Benar, semenjak Faridah bercerai dengan Mahendra ia lebih memilih menutup pintu hatinya untuk semua lelaki, ia tidak ingin menghabiskan hidupnya dengan ikatan pernikahan, ia lebih ingin hidup sendiri, karena trauma yang dialaminya, ia memutuskan untuk menghabis sisa hidupnya bersama dengan keponakannya.


Mengingat Faridah yang tidak bisa lagi mengandung menjadi salah satu alasannya untuk menolak pinangan dari setiap lelaki.


Saat ia keguguran di tambah lagi dengan berbagai konflik rumah tangga hampir membuatnya depresi, namun kehadiran Asyi membuatnya kembali ceria. Itulah sebabnya kenapa tante Faridah sangat menyayangi Asyi, bahkan ia tak segan-segan melabrak orang yang menyakiti keponakannya itu.


Kini setelah Faridah telah berhasil melupakan semua yang telah terjadi dalam hidupnya, malah di detik-detik ini ia merasa gagal dengan kembali bertatap muka dengan mantan suaminya.


Kalau saja bukan demi keponakannya, sungguh ia tak akan pernah ingin melihat lagi wajah mantan suaminya itu. Bahkan ia sudah tinggal di luar negeri bertahun-tahun demi menghilangkan wajah Mahendra dalam bayang bayangannya. Tidak ada yang tau betapa sulitnya ia menghapus rasa cintanya terhadap Mahendra yang pernah hidup bersama selama 5 tahun. Kisah cinta tidak begitu lama namun bisa meracuni berasa tahun hidup Faridah. Bukan karena ia tidak setia ataupun tidak sabar, namun batas kesabarannya sudah melampaui batas sehingga sabar itu sirna dengan perlakuan buruk suami dan keluarganya, bahkan yang menyakitkannya ketika ibu Mahendra mencoba membunuh anak dalam kandungan Faridah sampai ia tak bisa mengandung untuk selamanya.
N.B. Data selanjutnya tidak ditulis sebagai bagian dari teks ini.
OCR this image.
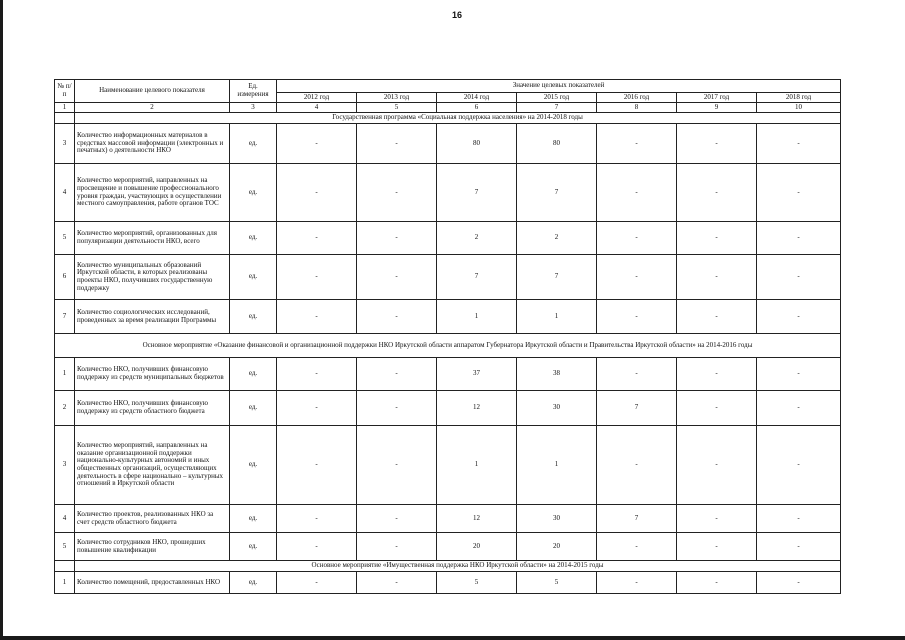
16
№ п/п	Наименование целевого показателя	Ед. измерения	Значение целевых показателей						
			2012 год	2013 год	2014 год	2015 год	2016 год	2017 год	2018 год
1	2	3	4	5	6	7	8	9	10
	Государственная программа «Социальная поддержка населения» на 2014-2018 годы								
3	Количество информационных материалов в средствах массовой информации (электронных и печатных) о деятельности НКО	ед.	-	-	80	80	-	-	-
4	Количество мероприятий, направленных на просвещение и повышение профессионального уровня граждан, участвующих в осуществлении местного самоуправления, работе органов ТОС	ед.	-	-	7	7	-	-	-
5	Количество мероприятий, организованных для популяризации деятельности НКО, всего	ед.	-	-	2	2	-	-	-
6	Количество муниципальных образований Иркутской области, в которых реализованы проекты НКО, получивших государственную поддержку	ед.	-	-	7	7	-	-	-
7	Количество социологических исследований, проведенных за время реализации Программы	ед.	-	-	1	1	-	-	-
Основное мероприятие «Оказание финансовой и организационной поддержки НКО Иркутской области аппаратом Губернатора Иркутской области и Правительства Иркутской области» на 2014-2016 годы									
1	Количество НКО, получивших финансовую поддержку из средств муниципальных бюджетов	ед.	-	-	37	38	-	-	-
2	Количество НКО, получивших финансовую поддержку из средств областного бюджета	ед.	-	-	12	30	7	-	-
3	Количество мероприятий, направленных на оказание организационной поддержки национально-культурных автономий и иных общественных организаций, осуществляющих деятельность в сфере национально – культурных отношений в Иркутской области	ед.	-	-	1	1	-	-	-
4	Количество проектов, реализованных НКО за счет средств областного бюджета	ед.	-	-	12	30	7	-	-
5	Количество сотрудников НКО, прошедших повышение квалификации	ед.	-	-	20	20	-	-	-
	Основное мероприятие «Имущественная поддержка НКО Иркутской области» на 2014-2015 годы								
1	Количество помещений, предоставленных НКО	ед.	-	-	5	5	-	-	-
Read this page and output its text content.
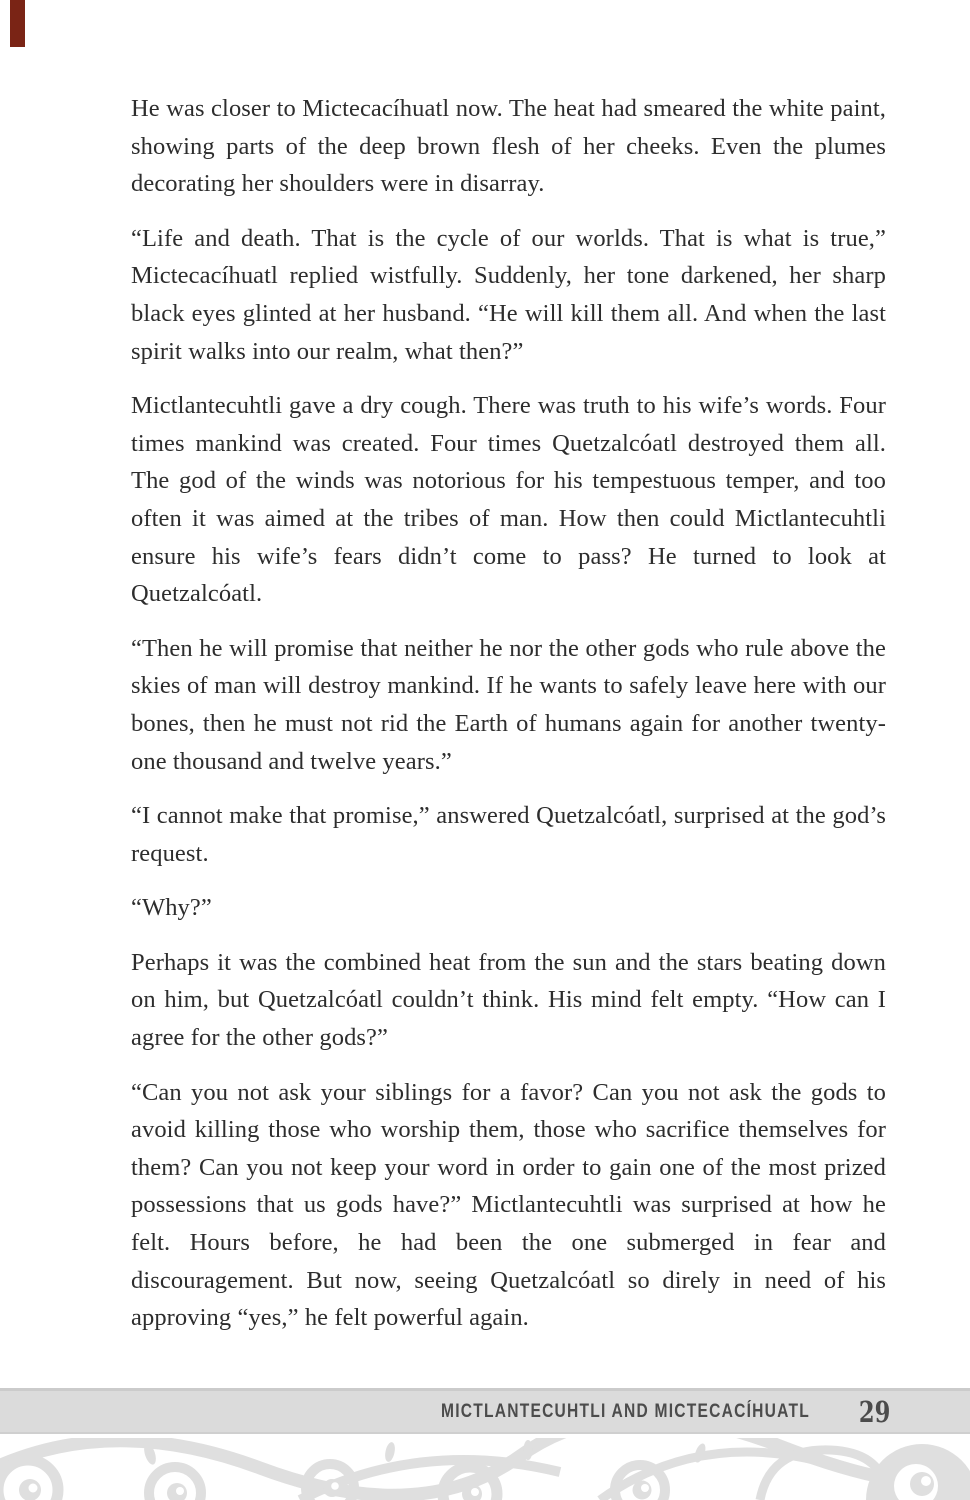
He was closer to Mictecacíhuatl now. The heat had smeared the white paint, showing parts of the deep brown flesh of her cheeks. Even the plumes decorating her shoulders were in disarray.

“Life and death. That is the cycle of our worlds. That is what is true,” Mictecacíhuatl replied wistfully. Suddenly, her tone darkened, her sharp black eyes glinted at her husband. “He will kill them all. And when the last spirit walks into our realm, what then?”

Mictlantecuhtli gave a dry cough. There was truth to his wife’s words. Four times mankind was created. Four times Quetzalcóatl destroyed them all. The god of the winds was notorious for his tempestuous temper, and too often it was aimed at the tribes of man. How then could Mictlantecuhtli ensure his wife’s fears didn’t come to pass? He turned to look at Quetzalcóatl.

“Then he will promise that neither he nor the other gods who rule above the skies of man will destroy mankind. If he wants to safely leave here with our bones, then he must not rid the Earth of humans again for another twenty-one thousand and twelve years.”

“I cannot make that promise,” answered Quetzalcóatl, surprised at the god’s request.

“Why?”

Perhaps it was the combined heat from the sun and the stars beating down on him, but Quetzalcóatl couldn’t think. His mind felt empty. “How can I agree for the other gods?”

“Can you not ask your siblings for a favor? Can you not ask the gods to avoid killing those who worship them, those who sacrifice themselves for them? Can you not keep your word in order to gain one of the most prized possessions that us gods have?” Mictlantecuhtli was surprised at how he felt. Hours before, he had been the one submerged in fear and discouragement. But now, seeing Quetzalcóatl so direly in need of his approving “yes,” he felt powerful again.

MICTLANTECUHTLI AND MICTECACÍHUATL 29
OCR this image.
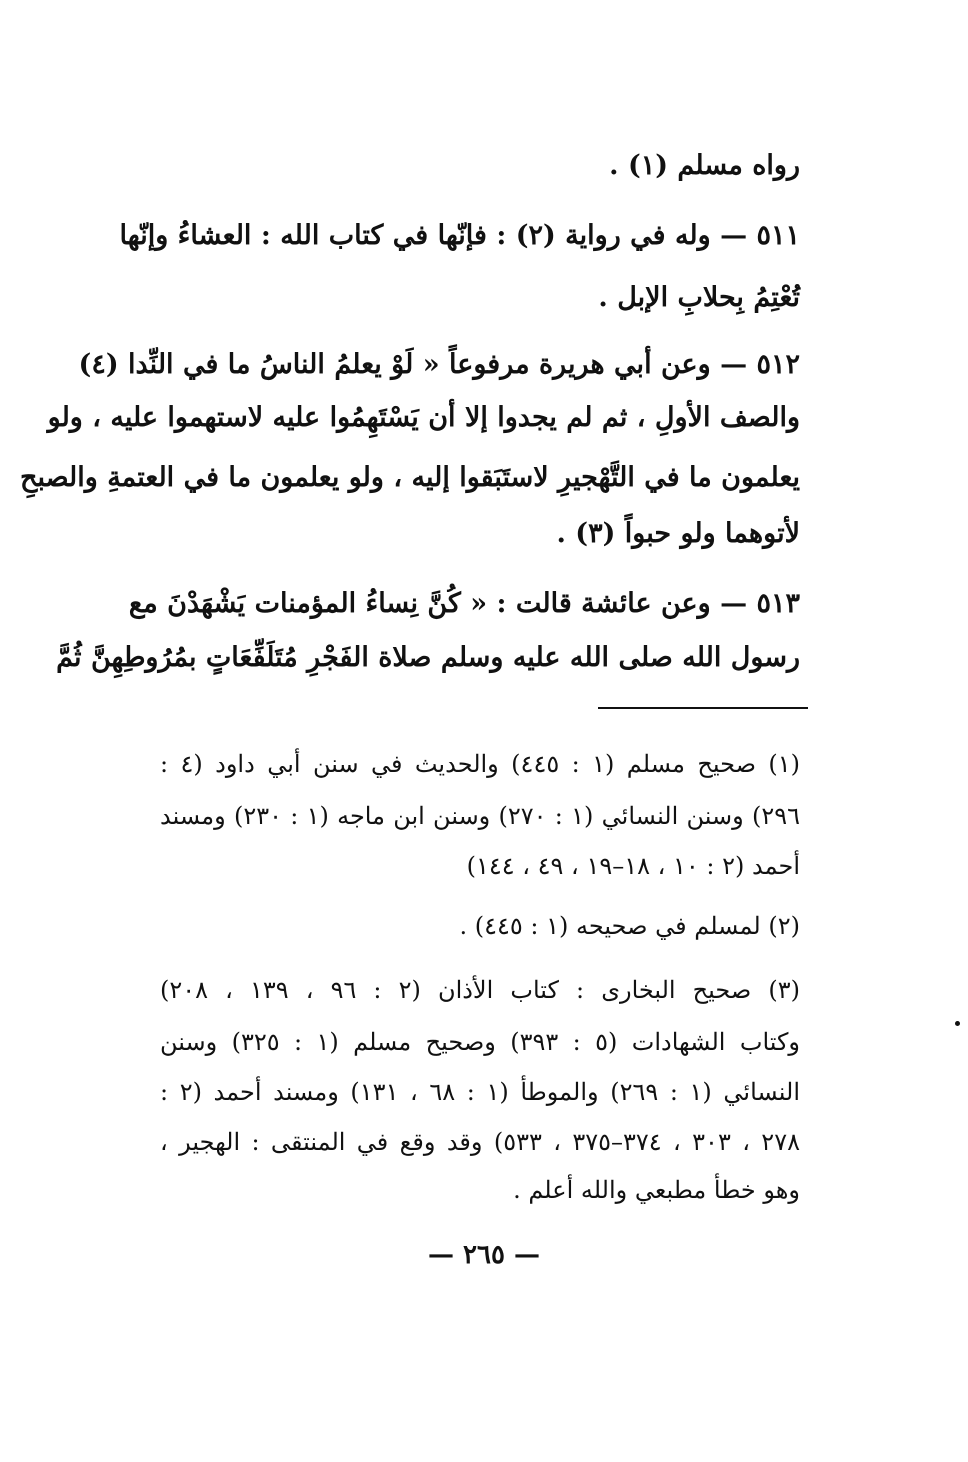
رواه مسلم (١) .
٥١١ — وله في رواية (٢) : فإنّها في كتاب الله : العشاءُ وإنّها
تُعْتِمُ بِحلابِ الإبل .
٥١٢ — وعن أبي هريرة مرفوعاً « لَوْ يعلمُ الناسُ ما في النِّدا (٤)
والصف الأولِ ، ثم لم يجدوا إلا أن يَسْتَهِمُوا عليه لاستهموا عليه ، ولو
يعلمون ما في التَّهْجيرِ لاستَبَقوا إليه ، ولو يعلمون ما في العتمةِ والصبحِ
لأتوهما ولو حبواً (٣) .
٥١٣ — وعن عائشة قالت : « كُنَّ نِساءُ المؤمنات يَشْهَدْنَ مع
رسول الله صلى الله عليه وسلم صلاة الفَجْرِ مُتَلَفِّعَاتٍ بمُرُوطِهِنَّ ثُمَّ
(١) صحيح مسلم (١ : ٤٤٥) والحديث في سنن أبي داود (٤ :
٢٩٦) وسنن النسائي (١ : ٢٧٠) وسنن ابن ماجه (١ : ٢٣٠) ومسند
أحمد (٢ : ١٠ ، ١٨–١٩ ، ٤٩ ، ١٤٤)
(٢) لمسلم في صحيحه (١ : ٤٤٥) .
(٣) صحيح البخارى : كتاب الأذان (٢ : ٩٦ ، ١٣٩ ، ٢٠٨)
وكتاب الشهادات (٥ : ٣٩٣) وصحيح مسلم (١ : ٣٢٥) وسنن
النسائي (١ : ٢٦٩) والموطأ (١ : ٦٨ ، ١٣١) ومسند أحمد (٢ :
٢٧٨ ، ٣٠٣ ، ٣٧٤–٣٧٥ ، ٥٣٣) وقد وقع في المنتقى : الهجير ،
وهو خطأ مطبعي والله أعلم .
— ٢٦٥ —
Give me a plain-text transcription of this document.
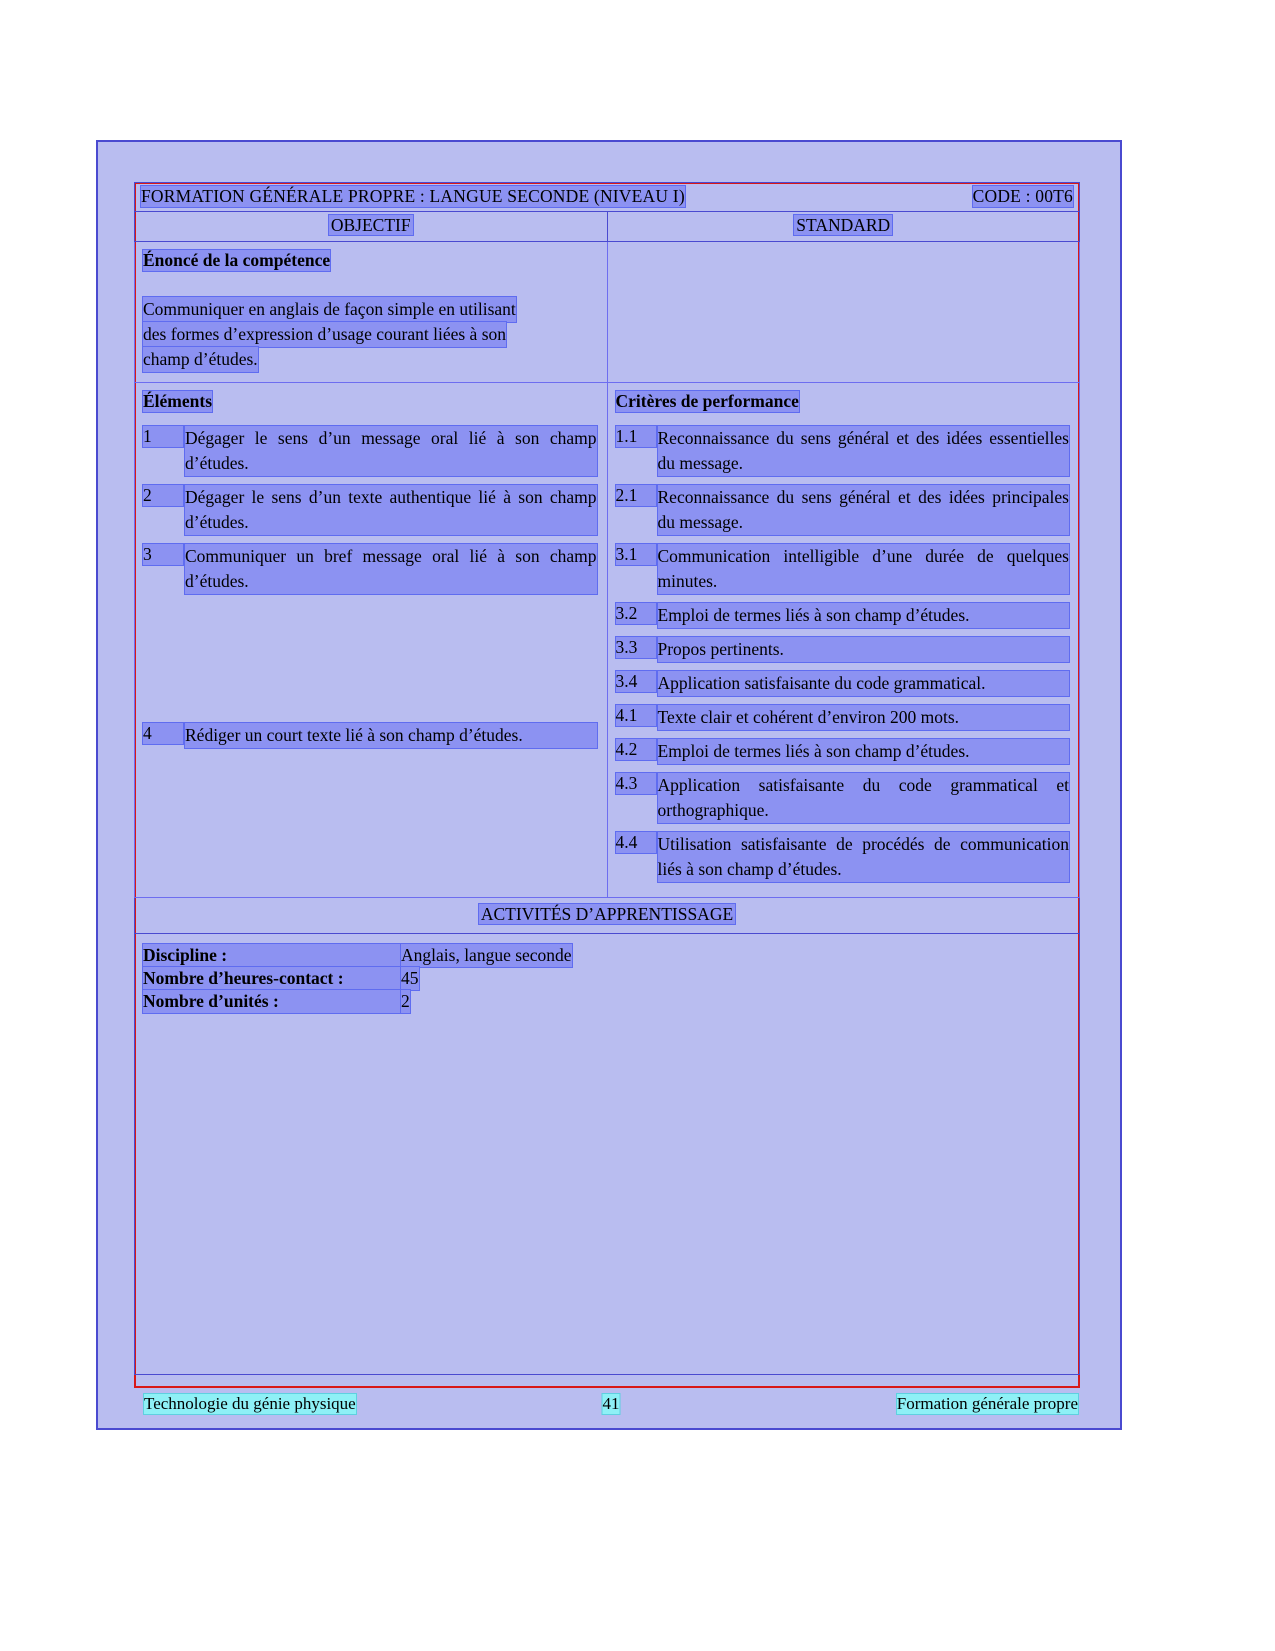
FORMATION GÉNÉRALE PROPRE : LANGUE SECONDE (NIVEAU I) CODE : 00T6	

OBJECTIF	STANDARD

Énoncé de la compétence
Communiquer en anglais de façon simple en utilisant
des formes d’expression d’usage courant liées à son
champ d’études.	

Éléments
1	Dégager le sens d’un message oral lié à son champ d’études.
2	Dégager le sens d’un texte authentique lié à son champ d’études.
3	Communiquer un bref message oral lié à son champ d’études.
4	Rédiger un court texte lié à son champ d’études.

Critères de performance
1.1	Reconnaissance du sens général et des idées essentielles du message.
2.1	Reconnaissance du sens général et des idées principales du message.
3.1	Communication intelligible d’une durée de quelques minutes.
3.2	Emploi de termes liés à son champ d’études.
3.3	Propos pertinents.
3.4	Application satisfaisante du code grammatical.
4.1	Texte clair et cohérent d’environ 200 mots.
4.2	Emploi de termes liés à son champ d’études.
4.3	Application satisfaisante du code grammatical et orthographique.
4.4	Utilisation satisfaisante de procédés de communication liés à son champ d’études.

ACTIVITÉS D’APPRENTISSAGE	

Discipline :	Anglais, langue seconde
Nombre d’heures-contact :	45
Nombre d’unités :	2
Technologie du génie physique	41	Formation générale propre
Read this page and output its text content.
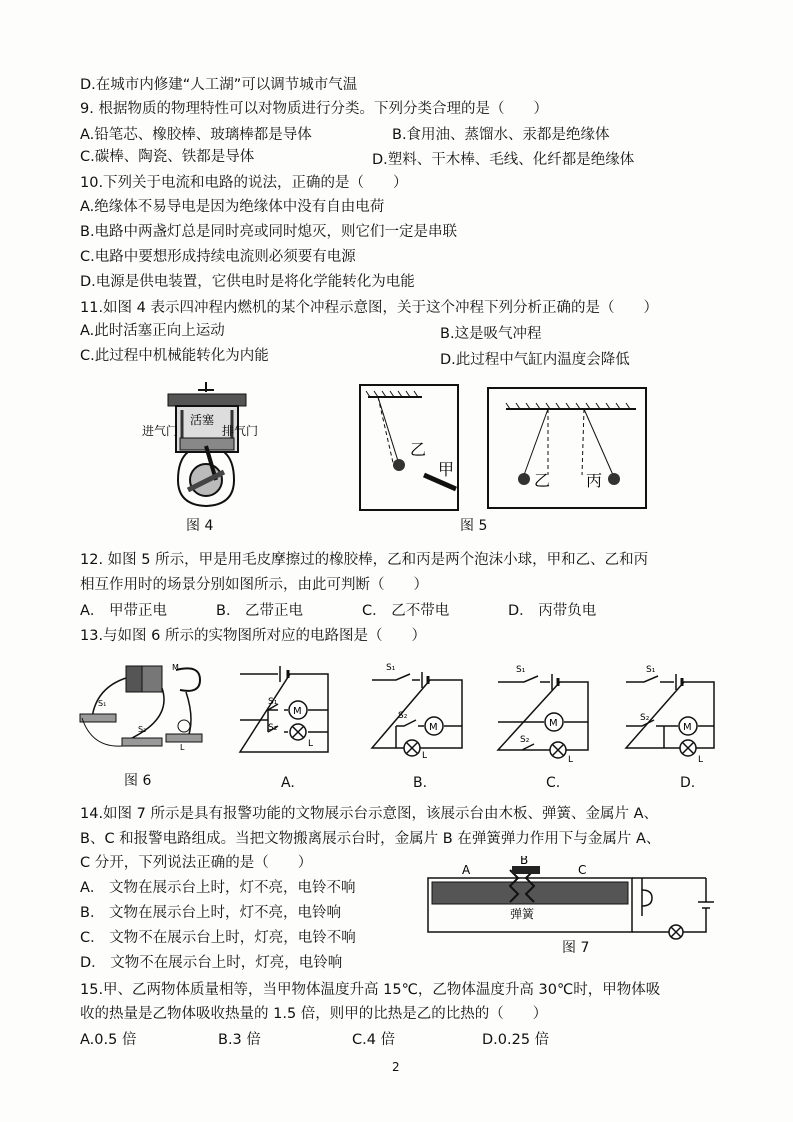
D.在城市内修建“人工湖”可以调节城市气温
9. 根据物质的物理特性可以对物质进行分类。下列分类合理的是（　　）
A.铅笔芯、橡胶棒、玻璃棒都是导体	B.食用油、蒸馏水、汞都是绝缘体
C.碳棒、陶瓷、铁都是导体	D.塑料、干木棒、毛线、化纤都是绝缘体
10.下列关于电流和电路的说法，正确的是（　　）
A.绝缘体不易导电是因为绝缘体中没有自由电荷
B.电路中两盏灯总是同时亮或同时熄灭，则它们一定是串联
C.电路中要想形成持续电流则必须要有电源
D.电源是供电装置，它供电时是将化学能转化为电能
11.如图 4 表示四冲程内燃机的某个冲程示意图，关于这个冲程下列分析正确的是（　　）
A.此时活塞正向上运动	B.这是吸气冲程
C.此过程中机械能转化为内能	D.此过程中气缸内温度会降低
进气门
活塞
排气门
图 4
乙
甲
乙 丙
图 5
12. 如图 5 所示，甲是用毛皮摩擦过的橡胶棒，乙和丙是两个泡沫小球，甲和乙、乙和丙
相互作用时的场景分别如图所示，由此可判断（　　）
A． 甲带正电	B． 乙带正电	C． 乙不带电	D． 丙带负电
13.与如图 6 所示的实物图所对应的电路图是（　　）
M
S₁
S₂
L
图 6
M
S₁
S₂
L
A.
M
S₁
S₂
L
B.
M
S₁
S₂
L
C.
M
S₁
S₂
L
D.
14.如图 7 所示是具有报警功能的文物展示台示意图，该展示台由木板、弹簧、金属片 A、
B、C 和报警电路组成。当把文物搬离展示台时，金属片 B 在弹簧弹力作用下与金属片 A、
C 分开，下列说法正确的是（　　）
A． 文物在展示台上时，灯不亮，电铃不响
B． 文物在展示台上时，灯不亮，电铃响
C． 文物不在展示台上时，灯亮，电铃不响
D． 文物不在展示台上时，灯亮，电铃响
A
B
C
弹簧
图 7
15.甲、乙两物体质量相等，当甲物体温度升高 15℃，乙物体温度升高 30℃时，甲物体吸
收的热量是乙物体吸收热量的 1.5 倍，则甲的比热是乙的比热的（　　）
A.0.5 倍	B.3 倍	C.4 倍	D.0.25 倍
2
Bertahan karena saling mencintai mungkin cukup untuk memupuk kesabaran. Tapi bertahan hanya cinta yang bertepuk sebelah tangan, itu nihil. Bagaikan pungguk merindukan bulan. Semuanya sia-sia. Karena hanya air mata dan rasa sakit hati yang menjadi teman setiap hembusan nafas.